If you can't get on the road that early — even with a major caffeine boost — then you should at least make sure that you avoid the roads during the heaviest times of Fourth of July traffic. Per Google, 3 p.m. is the most popular time for people to be on the road on July 4, which means it is also the worst time to drive if you enjoy moving faster than a snail's pace.
For those of you who can get a head start on the holiday, you might think that you can avoid the early-bird travel times. Unfortunately, traffic on July 3 will include both regular workday traffic and similarly-minded holiday travelers, so you'll want to head out during that 4 a.m. to 6 a.m. window on Tuesday as well. If you can burn the midnight oil, you can also avoid heavy traffic during the late evening on Tuesday, July 3, around 11 p.m.
Fourth of July drivers should keep that 11 p.m. time in mind too, because a late-night exit from your annual fireworks spectacular will make your holiday drive home a breeze.
All of these driving time windows and traffic information are similar across the country, but you can look at specific times for your city with Google's interactive traffic tool. Some of the major cities used in the data include: Boston, Chicago, New York, Los Angeles, and Washington D.C. A little road-trip prep could go a long way when it comes to keeping your cool on the road this holiday.
Lucky vacationers who turned their Fourth of July holiday into a weeklong getaway will reap the rewards when it comes to travel times on July 5 and July 6. There are still peak times of traffic since regular workday traffic is on the road, but the roads will generally be less crowded than Fourth of July traffic. As is the trend with holiday travel, you can still avoid most of the traffic jams when you get on the road early in the morning. So, your best bet for a traffic-free holiday is to keep that 5 a.m. alarm set all week long.

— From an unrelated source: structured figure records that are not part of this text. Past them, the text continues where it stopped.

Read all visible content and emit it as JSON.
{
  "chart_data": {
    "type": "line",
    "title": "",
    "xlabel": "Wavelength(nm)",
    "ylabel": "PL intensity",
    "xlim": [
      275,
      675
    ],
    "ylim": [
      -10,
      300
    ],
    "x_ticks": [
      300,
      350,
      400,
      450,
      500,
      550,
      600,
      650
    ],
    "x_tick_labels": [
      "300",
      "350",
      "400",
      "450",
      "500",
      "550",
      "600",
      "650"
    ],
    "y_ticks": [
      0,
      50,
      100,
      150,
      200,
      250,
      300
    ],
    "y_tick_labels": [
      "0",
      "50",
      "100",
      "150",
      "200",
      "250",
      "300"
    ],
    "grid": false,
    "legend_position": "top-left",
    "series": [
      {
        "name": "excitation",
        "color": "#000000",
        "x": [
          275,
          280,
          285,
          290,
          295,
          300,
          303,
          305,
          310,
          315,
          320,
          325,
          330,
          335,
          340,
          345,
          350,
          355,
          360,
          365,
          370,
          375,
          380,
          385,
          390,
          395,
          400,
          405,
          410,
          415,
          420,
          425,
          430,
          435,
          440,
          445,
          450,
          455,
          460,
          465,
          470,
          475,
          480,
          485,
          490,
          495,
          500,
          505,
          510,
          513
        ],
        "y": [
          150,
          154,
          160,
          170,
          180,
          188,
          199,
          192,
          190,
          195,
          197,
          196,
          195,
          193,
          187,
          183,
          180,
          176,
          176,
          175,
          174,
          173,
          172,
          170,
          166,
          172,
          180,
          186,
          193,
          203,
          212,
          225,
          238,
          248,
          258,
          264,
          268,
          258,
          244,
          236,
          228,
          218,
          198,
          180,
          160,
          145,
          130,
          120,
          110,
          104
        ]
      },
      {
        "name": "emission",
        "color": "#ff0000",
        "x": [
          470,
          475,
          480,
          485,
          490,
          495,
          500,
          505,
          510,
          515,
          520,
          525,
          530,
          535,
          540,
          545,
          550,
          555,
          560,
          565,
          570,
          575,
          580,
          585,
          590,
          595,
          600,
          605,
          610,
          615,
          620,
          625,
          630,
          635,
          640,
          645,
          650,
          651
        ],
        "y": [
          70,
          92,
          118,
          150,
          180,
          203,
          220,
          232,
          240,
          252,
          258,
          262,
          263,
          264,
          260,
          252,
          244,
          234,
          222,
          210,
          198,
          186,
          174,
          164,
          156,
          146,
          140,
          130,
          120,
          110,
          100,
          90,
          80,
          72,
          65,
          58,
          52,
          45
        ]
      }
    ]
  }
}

Again, you might not like the early wake-up call, but it'll be worth it. AAA predicts that 47 million Americans plan to travel this this Fourth of July holiday, which is a five-percent increase from 2017, according to New Jersey Business Magazine. That would make the 2018 holiday — July 3 to July 8 — a record-breaker, with the highest volume of travelers during Fourth of July ever tracked by AAA.
With that many people on the road and the sun beating down on your car, you'll be glad to start your engine in the wee hours of the morning on Fourth of July. Early-bird holiday travelers also tend to get the prime spots on the beach (or wherever you celebrate), so hit the road early this year for your best Fourth of July yet.